EV Startup Spiro Raises $215 Million to Wire Africa for Electric Mobility

EV Startups Spiro and ARC Ride Raise New Capital As Electric Motorcycles Sees Growth

Africa’s urban transport runs on motorcycles. From Nairobi’s boda bodas to Lagos’ okadas, two-wheelers are the nervous system of daily mobility for hundreds of millions of people — and almost all of them run on petrol.

Spiro, the continent’s most ambitious electric vehicle platform, wants to change that, and it just secured the capital to try.

The company announced a $215 million equity raise backed by Impact Fund Denmark and Equitane, marking one of the largest clean mobility investments in African history. The round signals that global institutional capital is no longer treating African EV infrastructure as speculative — it’s treating it as an asset class.

The Battery-Swap Model

Spiro’s core proposition is not the electric motorcycle itself — it’s the swap station. Rather than waiting hours for a battery to charge, a Spiro rider pulls into one of the company’s IoT-enabled stations and exchanges a depleted battery for a fully charged one in under a minute.

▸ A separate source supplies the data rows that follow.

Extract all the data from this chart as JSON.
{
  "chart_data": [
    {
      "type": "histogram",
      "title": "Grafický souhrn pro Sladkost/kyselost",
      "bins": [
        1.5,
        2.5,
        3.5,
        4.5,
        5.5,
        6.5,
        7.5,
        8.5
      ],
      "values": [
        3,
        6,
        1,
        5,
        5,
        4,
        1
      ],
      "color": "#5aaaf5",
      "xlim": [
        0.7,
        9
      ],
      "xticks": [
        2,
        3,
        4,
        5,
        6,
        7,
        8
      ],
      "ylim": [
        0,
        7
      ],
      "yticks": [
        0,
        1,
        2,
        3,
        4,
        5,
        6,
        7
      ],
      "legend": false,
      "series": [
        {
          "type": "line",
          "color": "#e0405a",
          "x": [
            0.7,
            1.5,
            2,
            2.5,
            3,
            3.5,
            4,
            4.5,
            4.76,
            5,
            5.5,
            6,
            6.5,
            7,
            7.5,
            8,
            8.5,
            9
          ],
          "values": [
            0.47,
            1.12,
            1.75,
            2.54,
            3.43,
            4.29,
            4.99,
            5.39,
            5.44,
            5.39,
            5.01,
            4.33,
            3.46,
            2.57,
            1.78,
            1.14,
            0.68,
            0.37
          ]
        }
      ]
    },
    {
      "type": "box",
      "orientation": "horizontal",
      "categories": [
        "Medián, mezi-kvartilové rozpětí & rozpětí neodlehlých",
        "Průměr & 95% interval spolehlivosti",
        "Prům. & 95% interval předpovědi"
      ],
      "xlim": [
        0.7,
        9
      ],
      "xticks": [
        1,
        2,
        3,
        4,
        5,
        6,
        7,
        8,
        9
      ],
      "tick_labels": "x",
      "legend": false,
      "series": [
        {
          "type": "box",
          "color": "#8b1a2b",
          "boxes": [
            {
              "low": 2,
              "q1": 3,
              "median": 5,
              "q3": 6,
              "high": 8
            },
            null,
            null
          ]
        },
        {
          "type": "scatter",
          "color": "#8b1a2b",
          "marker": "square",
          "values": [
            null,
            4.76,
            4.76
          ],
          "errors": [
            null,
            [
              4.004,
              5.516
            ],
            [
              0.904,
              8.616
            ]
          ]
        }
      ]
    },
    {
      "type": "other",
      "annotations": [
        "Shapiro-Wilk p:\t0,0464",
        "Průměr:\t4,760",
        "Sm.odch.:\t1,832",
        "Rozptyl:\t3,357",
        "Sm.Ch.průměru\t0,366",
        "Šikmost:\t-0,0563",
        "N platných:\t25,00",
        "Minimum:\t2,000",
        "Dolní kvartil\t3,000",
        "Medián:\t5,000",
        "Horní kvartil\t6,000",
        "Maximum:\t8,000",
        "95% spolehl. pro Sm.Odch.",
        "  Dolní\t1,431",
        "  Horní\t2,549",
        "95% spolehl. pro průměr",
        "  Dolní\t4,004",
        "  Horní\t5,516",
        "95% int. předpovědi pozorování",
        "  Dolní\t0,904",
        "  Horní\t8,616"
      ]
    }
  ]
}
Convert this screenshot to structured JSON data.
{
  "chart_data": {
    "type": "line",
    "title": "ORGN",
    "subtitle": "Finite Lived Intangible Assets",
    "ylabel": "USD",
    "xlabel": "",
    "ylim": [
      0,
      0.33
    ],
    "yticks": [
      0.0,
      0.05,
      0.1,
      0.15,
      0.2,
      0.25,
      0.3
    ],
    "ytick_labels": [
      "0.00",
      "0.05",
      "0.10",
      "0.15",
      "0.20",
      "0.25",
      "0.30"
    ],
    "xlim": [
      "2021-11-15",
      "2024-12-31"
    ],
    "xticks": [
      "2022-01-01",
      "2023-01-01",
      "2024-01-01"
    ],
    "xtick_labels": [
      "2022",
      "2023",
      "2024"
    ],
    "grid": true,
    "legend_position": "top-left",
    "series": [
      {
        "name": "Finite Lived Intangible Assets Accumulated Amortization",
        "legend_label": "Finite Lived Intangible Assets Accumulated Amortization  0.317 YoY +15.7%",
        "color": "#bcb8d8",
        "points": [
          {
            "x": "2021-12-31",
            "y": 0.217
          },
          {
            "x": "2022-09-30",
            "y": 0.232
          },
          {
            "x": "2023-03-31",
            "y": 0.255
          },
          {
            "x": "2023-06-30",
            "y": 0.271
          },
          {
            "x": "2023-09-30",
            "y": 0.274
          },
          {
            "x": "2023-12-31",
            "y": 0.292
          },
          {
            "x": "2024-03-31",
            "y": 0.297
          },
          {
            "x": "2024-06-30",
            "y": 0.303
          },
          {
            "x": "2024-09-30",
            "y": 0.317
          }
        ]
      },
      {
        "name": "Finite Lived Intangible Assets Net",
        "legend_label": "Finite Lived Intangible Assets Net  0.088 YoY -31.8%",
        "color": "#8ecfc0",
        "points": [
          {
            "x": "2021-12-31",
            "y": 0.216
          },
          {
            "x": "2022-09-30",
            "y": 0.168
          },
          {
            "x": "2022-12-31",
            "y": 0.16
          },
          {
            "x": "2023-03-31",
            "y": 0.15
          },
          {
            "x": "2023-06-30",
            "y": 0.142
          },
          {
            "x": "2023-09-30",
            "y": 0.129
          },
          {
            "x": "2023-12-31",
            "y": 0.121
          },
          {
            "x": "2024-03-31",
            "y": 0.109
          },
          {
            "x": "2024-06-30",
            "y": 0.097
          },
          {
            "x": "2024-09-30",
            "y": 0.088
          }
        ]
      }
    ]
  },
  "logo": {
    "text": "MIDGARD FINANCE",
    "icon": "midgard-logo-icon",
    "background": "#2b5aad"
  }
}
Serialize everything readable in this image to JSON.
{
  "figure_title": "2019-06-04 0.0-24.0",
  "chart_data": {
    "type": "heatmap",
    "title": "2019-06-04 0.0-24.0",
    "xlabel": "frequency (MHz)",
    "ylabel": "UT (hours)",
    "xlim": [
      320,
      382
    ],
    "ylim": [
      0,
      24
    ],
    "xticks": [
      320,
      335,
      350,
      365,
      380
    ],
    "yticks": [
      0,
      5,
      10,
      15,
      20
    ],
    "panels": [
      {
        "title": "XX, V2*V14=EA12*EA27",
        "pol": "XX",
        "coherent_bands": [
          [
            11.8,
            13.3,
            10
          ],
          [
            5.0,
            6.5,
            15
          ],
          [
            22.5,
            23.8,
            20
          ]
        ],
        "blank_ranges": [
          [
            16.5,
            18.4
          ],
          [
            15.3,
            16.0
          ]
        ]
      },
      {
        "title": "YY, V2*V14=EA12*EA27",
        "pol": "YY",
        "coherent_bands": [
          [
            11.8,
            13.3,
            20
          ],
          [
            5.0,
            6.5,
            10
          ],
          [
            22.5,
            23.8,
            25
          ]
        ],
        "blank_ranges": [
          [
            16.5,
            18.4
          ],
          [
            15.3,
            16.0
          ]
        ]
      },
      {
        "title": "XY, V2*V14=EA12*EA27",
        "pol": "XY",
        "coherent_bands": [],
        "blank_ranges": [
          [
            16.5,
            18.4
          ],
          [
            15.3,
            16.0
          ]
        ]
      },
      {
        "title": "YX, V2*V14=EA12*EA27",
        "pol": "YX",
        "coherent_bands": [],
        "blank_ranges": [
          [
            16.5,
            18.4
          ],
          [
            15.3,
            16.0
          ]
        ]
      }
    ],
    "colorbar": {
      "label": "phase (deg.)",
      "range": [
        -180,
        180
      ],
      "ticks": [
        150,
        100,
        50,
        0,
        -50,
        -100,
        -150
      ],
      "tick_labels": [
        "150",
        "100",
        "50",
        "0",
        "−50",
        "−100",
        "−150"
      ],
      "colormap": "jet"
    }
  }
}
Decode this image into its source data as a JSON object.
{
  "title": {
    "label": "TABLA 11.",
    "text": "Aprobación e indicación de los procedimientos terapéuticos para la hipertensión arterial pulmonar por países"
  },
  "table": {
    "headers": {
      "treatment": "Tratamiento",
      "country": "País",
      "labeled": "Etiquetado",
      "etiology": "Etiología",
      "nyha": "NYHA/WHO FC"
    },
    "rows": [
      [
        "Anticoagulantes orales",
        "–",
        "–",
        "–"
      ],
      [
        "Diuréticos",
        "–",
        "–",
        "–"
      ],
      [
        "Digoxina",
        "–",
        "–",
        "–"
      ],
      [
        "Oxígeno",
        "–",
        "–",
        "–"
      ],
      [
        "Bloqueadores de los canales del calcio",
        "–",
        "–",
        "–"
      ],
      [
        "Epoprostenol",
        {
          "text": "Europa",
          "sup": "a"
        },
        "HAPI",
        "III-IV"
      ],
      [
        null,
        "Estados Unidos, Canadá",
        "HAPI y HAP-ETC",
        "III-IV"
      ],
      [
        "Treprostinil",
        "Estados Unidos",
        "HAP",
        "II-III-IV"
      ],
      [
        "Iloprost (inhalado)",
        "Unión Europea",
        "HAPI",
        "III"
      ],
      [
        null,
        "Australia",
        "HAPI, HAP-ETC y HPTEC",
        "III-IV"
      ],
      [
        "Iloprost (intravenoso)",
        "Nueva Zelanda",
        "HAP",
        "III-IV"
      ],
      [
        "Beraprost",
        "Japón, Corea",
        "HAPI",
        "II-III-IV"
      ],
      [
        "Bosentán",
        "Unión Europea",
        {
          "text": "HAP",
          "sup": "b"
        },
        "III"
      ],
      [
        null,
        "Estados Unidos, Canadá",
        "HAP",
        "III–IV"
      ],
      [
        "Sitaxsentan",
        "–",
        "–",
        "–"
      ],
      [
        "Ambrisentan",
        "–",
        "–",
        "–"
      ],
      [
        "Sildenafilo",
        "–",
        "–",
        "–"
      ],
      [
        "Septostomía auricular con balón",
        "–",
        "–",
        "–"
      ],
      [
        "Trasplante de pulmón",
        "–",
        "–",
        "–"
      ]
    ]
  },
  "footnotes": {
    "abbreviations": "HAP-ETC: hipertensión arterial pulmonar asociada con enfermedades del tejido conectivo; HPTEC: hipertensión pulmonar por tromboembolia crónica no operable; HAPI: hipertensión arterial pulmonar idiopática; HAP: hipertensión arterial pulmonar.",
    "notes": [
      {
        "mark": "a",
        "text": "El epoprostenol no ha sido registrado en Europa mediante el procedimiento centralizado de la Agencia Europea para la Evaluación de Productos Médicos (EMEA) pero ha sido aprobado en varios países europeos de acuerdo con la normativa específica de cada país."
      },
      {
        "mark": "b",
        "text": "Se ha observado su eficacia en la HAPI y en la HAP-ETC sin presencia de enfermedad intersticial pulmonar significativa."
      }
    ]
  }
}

It’s a model borrowed loosely from early thinking around electric cars, but far better suited to Africa’s infrastructure realities, where grid reliability is inconsistent, and riders operate on daily earnings they cannot afford to lose to downtime.

The company says it has deployed over 100,000 electric vehicles and 2,500 smart-swap stations across seven markets: Kenya, Rwanda, Uganda, Togo, Benin, Nigeria, and Cameroon.

The new capital will fund expansion into the Democratic Republic of Congo and Ethiopia, and deepen its industrial footprint — which already includes manufacturing plants in Kenya, Rwanda, and Uganda, and a battery recycling facility in Nigeria.

For riders, the economics are direct. Spiro says operating one of its electric motorcycles can cut daily mobility costs by up to 40%, equivalent to roughly $2 saved per day compared to running a fossil-fuel equivalent. On an annual basis, that is a material income shift for low-margin operators.

The Environmental Case

A third-party lifecycle assessment conducted on Spiro’s Kenya operations found that its electric bikes produce 72% less climate impact than fossil-fuel motorcycles — the equivalent of approximately 19 tonnes of CO₂ avoided per vehicle over its lifespan.

The study also reported an 80% reduction in ozone depletion potential and a 20% drop in particulate matter emissions.

Those figures carry weight in the context of African cities, where rapid urbanisation is compounding air quality challenges. Clean two-wheelers may not solve urban pollution alone, but they represent one of the most scalable near-term levers available, given how dominant motorcycles already are in the transport mix.

Beyond Mobility: A Distributed Energy Play

What distinguishes Spiro’s ambition from a straightforward fleet electrification story is what the company intends to do with its swap station network over time. The stations are solar-powered and IoT-enabled — infrastructure that can, with the right software layer, become nodes in a distributed renewable energy grid.

Spiro is also developing secondary-life applications for its used batteries, targeting stationary energy storage for homes and businesses that lack reliable grid access.

This positions Spiro not just as a transport company but as a potential clean-energy utility, one built from the bottom up on the economics of motorcycle riders rather than top-down grid investment. Whether that vision is realisable at scale remains to be proven, but it is the framing that global investors are buying into.

Lars Bo Bertram, CEO of Impact Fund Denmark, described the investment as offering both commercial growth potential and measurable climate impact — the dual mandate that has become the calling card of serious emerging-market infrastructure capital.

What Comes Next

Spiro has 150-plus engineers and more than 30 proprietary patents backing its technology platform. The company says it supports 6,000 direct and indirect jobs across its markets, a figure that will grow as it enters new geographies.

The harder question is whether the battery-swap model can maintain its unit economics as it scales beyond its current strongholds, and whether the regulatory environments in DRC and Ethiopia will prove as hospitable as those in Rwanda and Kenya.